# why does enworld want me to run Windows Media 6.4 Player Shim



## Janx (Dec 29, 2006)

I'm running Win XP Home & IE7

Every page on enworld results in a prompt to install Windows Media 6.4 Player Shim.  What's up with that?

In any case, I ain't doing it.  I just wonder what's causing it.


----------



## Michael Morris (Dec 30, 2006)

Your guess is as good as mine.  I honestly don't know what's causing that and I've looked at the source code a couple dozen times for it.


----------



## Bront (Dec 30, 2006)

I would guess it's windows, or perhaps some kind of spyware.  Try a spyware scaner.

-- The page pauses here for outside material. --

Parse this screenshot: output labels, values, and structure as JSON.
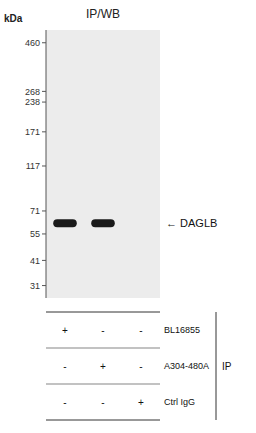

There was also a MS patch for that reciently, that may fix the issue (or have caused the issue)


----------



## cybertalus (Dec 30, 2006)

From what I'm reading it appears to be a side effect of enhanced security in IE7.  Google lead me to a thread on Ars Technica where they're discussing the same thing.  There's some Grandma-unfriendly language there, so I'm not gonna provide a link.

What I gathered from the discussion though is that IE7 is sometimes (but not always) asking users to verify usage of plugins they've already installed.  It also seems to be asking on websites which don't obviously seem to be offering content related to the plugin being verified.

Poking around some more I came across this link which discusses the problem in a some degree of technical detail and provides suggested server side fixes.


----------